Rowan Cottage, Sleights
Eerie Britain author MATT FORDE asks: Is the picturesque northern seaside town of Whitby, a gothic portal to the spirit world?
The North Yorkshire Moors are an ancient landscape, brimful of fascinating histories and intriguing folklore. This is a land where undulating moorland gives root to wind-bent trees, rocky cliffs jut jaggedly from Jurassic strata and clusters of oak, ash, birch and rowan offer quiet havens to wildlife of all kinds. Venture out to the Moors’ north eastern edge and you’ll find one of the most enduring and mysterious places in Britain: Whitby—a place long considered a ghost hunter’s paradise.
Whitby nestles between two cliffs, straddling the 28-mile-long River Esk as it empties into the cold North Sea. It is a strikingly pretty place, criss-crossed by cobbled lanes that meander between higgledy-piggledy rows of shops and red-roofed cottages.

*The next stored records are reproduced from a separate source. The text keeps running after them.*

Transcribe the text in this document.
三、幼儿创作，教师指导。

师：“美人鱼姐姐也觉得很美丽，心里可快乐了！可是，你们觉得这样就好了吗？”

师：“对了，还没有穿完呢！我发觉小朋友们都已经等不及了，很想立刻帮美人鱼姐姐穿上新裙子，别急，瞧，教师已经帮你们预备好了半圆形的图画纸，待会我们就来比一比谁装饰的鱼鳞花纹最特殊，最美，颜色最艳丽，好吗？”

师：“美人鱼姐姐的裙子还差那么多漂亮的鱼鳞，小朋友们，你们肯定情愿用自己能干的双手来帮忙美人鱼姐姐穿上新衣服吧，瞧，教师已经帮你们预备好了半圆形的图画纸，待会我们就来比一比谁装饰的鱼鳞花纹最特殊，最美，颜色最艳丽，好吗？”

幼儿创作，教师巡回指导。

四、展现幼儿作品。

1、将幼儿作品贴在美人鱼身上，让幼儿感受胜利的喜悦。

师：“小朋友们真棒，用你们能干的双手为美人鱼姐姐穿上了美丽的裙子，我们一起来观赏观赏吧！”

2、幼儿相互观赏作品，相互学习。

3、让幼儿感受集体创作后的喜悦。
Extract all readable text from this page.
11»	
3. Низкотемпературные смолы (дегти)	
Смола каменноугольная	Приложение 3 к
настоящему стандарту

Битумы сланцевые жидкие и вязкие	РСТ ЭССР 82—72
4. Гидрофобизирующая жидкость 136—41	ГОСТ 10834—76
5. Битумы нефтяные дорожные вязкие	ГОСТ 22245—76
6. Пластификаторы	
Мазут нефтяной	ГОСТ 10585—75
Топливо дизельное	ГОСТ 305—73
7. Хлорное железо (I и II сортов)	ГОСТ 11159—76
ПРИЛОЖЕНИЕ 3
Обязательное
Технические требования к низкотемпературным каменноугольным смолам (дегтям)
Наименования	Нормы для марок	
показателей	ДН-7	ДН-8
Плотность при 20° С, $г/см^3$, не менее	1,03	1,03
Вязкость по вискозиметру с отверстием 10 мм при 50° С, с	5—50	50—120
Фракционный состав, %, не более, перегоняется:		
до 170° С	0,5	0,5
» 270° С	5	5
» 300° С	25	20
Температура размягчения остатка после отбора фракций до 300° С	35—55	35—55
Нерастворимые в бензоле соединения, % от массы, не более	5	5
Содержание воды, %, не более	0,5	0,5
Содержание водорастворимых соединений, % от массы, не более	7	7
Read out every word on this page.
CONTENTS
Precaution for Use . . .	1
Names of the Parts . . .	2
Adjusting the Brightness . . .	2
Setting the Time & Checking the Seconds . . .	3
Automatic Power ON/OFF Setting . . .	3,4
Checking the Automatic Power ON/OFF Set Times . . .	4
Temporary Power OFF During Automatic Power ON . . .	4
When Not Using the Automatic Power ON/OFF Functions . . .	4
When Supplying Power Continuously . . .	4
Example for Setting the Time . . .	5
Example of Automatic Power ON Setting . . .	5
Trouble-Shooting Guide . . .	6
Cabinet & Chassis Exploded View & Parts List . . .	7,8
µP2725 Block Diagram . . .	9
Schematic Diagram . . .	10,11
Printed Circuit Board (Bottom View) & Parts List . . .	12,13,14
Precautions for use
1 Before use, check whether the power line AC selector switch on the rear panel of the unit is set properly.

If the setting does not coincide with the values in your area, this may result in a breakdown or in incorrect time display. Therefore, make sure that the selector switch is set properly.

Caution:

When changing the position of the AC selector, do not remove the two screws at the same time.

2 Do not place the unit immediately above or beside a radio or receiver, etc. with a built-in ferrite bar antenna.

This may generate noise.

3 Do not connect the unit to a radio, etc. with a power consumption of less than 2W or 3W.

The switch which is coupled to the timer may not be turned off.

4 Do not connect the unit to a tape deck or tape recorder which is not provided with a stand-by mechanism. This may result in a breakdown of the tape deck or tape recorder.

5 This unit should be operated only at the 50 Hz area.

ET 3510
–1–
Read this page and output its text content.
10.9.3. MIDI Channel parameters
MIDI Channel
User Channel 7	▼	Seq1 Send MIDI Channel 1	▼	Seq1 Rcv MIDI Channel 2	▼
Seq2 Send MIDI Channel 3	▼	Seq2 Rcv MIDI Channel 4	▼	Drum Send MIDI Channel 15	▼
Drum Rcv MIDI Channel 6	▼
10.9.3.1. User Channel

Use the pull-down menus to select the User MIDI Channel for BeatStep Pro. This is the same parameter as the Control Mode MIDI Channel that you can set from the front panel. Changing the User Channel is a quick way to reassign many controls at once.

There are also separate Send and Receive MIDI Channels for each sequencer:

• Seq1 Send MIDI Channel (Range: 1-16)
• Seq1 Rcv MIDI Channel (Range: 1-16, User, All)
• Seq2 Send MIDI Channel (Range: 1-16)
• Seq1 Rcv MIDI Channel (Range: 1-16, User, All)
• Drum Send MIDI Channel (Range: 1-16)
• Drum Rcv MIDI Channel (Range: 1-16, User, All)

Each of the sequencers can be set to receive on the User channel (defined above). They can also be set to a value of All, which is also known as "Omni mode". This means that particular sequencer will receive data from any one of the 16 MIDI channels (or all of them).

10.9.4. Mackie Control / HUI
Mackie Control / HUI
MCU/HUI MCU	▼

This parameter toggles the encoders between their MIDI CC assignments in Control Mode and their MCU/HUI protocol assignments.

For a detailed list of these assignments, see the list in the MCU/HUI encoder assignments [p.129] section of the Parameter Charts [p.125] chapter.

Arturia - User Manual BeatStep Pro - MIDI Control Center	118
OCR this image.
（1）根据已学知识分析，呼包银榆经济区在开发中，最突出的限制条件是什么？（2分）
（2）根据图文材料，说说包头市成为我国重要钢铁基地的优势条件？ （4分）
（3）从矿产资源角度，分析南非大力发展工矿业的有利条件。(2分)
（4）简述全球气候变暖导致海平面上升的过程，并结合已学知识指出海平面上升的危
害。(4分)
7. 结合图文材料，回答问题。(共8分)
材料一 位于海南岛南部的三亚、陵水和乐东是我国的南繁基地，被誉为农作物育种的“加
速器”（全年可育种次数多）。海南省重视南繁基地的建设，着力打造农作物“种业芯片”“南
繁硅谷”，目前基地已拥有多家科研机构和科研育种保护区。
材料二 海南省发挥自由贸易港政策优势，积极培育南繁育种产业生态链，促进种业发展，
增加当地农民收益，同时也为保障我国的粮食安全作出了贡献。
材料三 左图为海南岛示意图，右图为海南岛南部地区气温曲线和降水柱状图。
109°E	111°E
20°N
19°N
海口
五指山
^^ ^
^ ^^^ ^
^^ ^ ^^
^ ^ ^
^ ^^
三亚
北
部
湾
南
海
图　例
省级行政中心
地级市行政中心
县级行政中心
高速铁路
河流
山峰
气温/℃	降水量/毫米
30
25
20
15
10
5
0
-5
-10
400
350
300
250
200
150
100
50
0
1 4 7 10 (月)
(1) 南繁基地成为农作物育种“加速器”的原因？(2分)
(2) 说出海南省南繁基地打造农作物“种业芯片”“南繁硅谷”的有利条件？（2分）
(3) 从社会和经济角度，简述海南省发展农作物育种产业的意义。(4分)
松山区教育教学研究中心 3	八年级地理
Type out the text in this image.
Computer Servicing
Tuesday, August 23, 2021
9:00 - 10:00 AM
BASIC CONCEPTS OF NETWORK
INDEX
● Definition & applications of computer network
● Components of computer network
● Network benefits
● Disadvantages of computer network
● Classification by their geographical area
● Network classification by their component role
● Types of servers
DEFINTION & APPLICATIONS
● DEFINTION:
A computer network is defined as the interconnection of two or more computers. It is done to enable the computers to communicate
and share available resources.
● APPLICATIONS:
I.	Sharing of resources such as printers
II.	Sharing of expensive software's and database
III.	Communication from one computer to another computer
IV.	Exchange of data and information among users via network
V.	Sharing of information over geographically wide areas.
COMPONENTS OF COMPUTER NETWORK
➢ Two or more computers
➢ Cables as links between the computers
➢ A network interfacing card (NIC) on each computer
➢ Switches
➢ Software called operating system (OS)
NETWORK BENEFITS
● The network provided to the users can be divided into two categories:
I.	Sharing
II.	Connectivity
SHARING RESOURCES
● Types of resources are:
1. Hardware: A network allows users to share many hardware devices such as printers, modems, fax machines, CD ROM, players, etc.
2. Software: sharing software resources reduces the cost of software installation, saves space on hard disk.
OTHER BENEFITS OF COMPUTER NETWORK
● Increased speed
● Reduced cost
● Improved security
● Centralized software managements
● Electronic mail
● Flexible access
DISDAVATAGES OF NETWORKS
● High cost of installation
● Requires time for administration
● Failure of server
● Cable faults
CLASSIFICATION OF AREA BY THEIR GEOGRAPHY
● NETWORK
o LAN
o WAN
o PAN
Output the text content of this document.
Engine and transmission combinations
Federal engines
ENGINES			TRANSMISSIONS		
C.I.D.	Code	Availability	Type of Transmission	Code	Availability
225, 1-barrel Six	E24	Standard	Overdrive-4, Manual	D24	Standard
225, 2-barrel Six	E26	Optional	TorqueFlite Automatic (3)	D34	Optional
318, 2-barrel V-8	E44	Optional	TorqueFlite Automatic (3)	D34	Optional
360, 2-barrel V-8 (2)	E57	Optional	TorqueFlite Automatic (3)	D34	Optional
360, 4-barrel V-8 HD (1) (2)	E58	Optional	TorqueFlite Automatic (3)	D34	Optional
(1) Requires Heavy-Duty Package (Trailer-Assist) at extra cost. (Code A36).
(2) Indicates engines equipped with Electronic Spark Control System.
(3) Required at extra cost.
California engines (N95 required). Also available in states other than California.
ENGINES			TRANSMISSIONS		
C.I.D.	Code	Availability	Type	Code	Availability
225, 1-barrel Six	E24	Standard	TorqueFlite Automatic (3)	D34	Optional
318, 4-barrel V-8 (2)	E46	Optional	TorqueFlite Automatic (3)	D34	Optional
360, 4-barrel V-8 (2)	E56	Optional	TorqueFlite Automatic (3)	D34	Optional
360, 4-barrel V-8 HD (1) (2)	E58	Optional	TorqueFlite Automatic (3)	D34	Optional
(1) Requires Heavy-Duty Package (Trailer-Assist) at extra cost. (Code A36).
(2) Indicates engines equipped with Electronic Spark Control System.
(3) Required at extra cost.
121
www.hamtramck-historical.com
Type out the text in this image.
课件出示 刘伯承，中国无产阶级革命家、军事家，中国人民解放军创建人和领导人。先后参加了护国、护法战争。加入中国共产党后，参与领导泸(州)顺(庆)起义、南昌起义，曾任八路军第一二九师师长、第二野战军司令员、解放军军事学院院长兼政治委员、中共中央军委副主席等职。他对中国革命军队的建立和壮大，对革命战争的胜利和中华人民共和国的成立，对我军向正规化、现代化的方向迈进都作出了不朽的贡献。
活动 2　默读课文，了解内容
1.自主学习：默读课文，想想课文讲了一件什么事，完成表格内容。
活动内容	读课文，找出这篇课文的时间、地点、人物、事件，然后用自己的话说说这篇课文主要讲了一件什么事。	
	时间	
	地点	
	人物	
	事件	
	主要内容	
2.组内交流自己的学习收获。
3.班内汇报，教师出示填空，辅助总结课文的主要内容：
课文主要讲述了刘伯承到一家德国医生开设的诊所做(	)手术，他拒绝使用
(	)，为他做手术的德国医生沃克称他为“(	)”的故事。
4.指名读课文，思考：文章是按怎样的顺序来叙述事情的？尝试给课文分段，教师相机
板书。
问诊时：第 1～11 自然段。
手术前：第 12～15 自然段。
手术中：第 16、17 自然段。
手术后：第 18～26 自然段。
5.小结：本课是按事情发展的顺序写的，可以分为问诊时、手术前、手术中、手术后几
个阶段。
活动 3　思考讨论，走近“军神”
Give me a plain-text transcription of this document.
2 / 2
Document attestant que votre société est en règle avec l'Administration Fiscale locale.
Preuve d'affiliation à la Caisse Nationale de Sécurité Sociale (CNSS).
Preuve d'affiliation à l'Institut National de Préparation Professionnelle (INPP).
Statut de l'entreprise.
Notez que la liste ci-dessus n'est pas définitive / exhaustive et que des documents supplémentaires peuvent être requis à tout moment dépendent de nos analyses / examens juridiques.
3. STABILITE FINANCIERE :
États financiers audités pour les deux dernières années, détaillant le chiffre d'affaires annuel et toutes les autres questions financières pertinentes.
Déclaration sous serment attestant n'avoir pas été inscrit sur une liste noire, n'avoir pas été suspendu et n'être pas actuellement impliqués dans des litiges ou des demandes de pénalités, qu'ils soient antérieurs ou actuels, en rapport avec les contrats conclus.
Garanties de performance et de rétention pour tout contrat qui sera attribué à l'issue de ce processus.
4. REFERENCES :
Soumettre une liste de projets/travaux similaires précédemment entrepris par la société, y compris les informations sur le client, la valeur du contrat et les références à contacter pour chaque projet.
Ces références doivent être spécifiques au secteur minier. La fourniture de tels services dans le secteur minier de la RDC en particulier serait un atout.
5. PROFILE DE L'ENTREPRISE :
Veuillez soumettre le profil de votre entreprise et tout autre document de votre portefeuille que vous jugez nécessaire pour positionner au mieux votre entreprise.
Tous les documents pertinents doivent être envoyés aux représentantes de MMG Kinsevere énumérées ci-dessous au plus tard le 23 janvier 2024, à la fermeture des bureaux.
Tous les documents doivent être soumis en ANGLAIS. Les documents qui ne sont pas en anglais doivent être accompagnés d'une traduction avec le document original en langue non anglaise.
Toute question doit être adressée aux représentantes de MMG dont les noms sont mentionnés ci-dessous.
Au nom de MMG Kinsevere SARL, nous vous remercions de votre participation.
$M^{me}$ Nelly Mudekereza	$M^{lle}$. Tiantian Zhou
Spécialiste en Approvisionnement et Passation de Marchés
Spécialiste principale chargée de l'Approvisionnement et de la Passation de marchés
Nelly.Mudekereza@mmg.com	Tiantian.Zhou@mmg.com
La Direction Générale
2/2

The town’s eastern skyline is capped by the skeletal ruins of its Abbey of St. Hilda. This Benedictine abbey is grade one listed and stands next to another venerable grade one building, St. Mary’s Church. Together they dominate the east bank, the Haggerlythe, and are reached by climbing the town’s famous Church Stairs, or ‘199 steps’—something of a trial of stamina for the less athletic visitor.
The Abbey dates from 657 AD and has had a rich and turbulent existence, hardly surprising then that it is supposed to be haunted. Its first abbess, Hilda, was a truly remarkable and wise figure whose efforts to spread Christianity and encourage education in the area led to some of the earliest Anglo Saxon poetry and literature. Even now, Hilda is inextricable from the ruins and her shroud-wrapped spirit is said to manifest at different points around the Abbey’s grounds and—most famously—in one of the topmost windows, usually during the late morning hours.
Spectral nuns and strange choral harmonies are also experienced near to the Abbey.
Whitby boasts another very old building besides the Abbey. Bagdale Old Hall lies near the town’s heart. It is a Tudor manor house that was built in 1516 for the wealthy Conyer family. Now a hotel that retains much of its original features, it was once owned by a rather colourful character named Captain Browne Bushell. He was a fascinating figure who came to a sticky end in 1651 beneath an executioner’s axe. A naval officer under the employment of the King of Spain, Browne returned to England during the English Civil War and allied himself to the Parliamentarian forces for two years. Later, he switched to the Royalists’ side, saying “I then deserted the Parliament, being heartily sorry that ever I drew my Sword for such Masters; And (truly) had I as many lives, as I have haires [sic] upon my head, I should freely and willingly adventure them all for my second Master the King.”
The executioner lopped off his head in a single skilful blow.
According to some, Bushell might still be lingering on at Bagdale Old Hall. If the tales about his ghost are to be believed, he manifests as a strange, ethereal shape that moves around the staircase and produces clattering footsteps that travel up and down its stairs. One report even stated that his headless torso has been seen silhouetted against a window.
Perhaps it is Bushell who is also behind the poltergeist activity at Bagdale, where pots and pans have been flung around the kitchen and lights switched on by themselves. Is this the reason why the building remained empty for a long time? Or was it because of the disembodied children’s voices that have been heard, sometimes whispering, sometimes playing and sometimes crying?
Whitby’s historic landmarks continue with its two harbour lighthouses. Standing proudly at the tips of the harbour’s piers, the lighthouses have helped to guide mariners into port for over a hundred-and-fifty-years. Both are haunted.
Run by the Port of Whitby, the stone-built, 83-foot-tall west lighthouse is open to the public during the tourist-filled summer months and is still partly in use, displaying a green light when a boat is expected to come into the harbour. This lighthouse is frequented by the one-armed ghost of a local man who “tended the lights” and is thought to have keeled over one day on the stairs inside the lighthouse on the West Pier, soon expiring of a heart attack. Authors seem divided as to whether the man’s arm was severed in life when he fell to his demise, or whether it was an old injury. Either way, he seems to want a similar fate to befall others, because he is supposed to lie on the stairs inside and occasionally try to trip up unsuspecting visitors.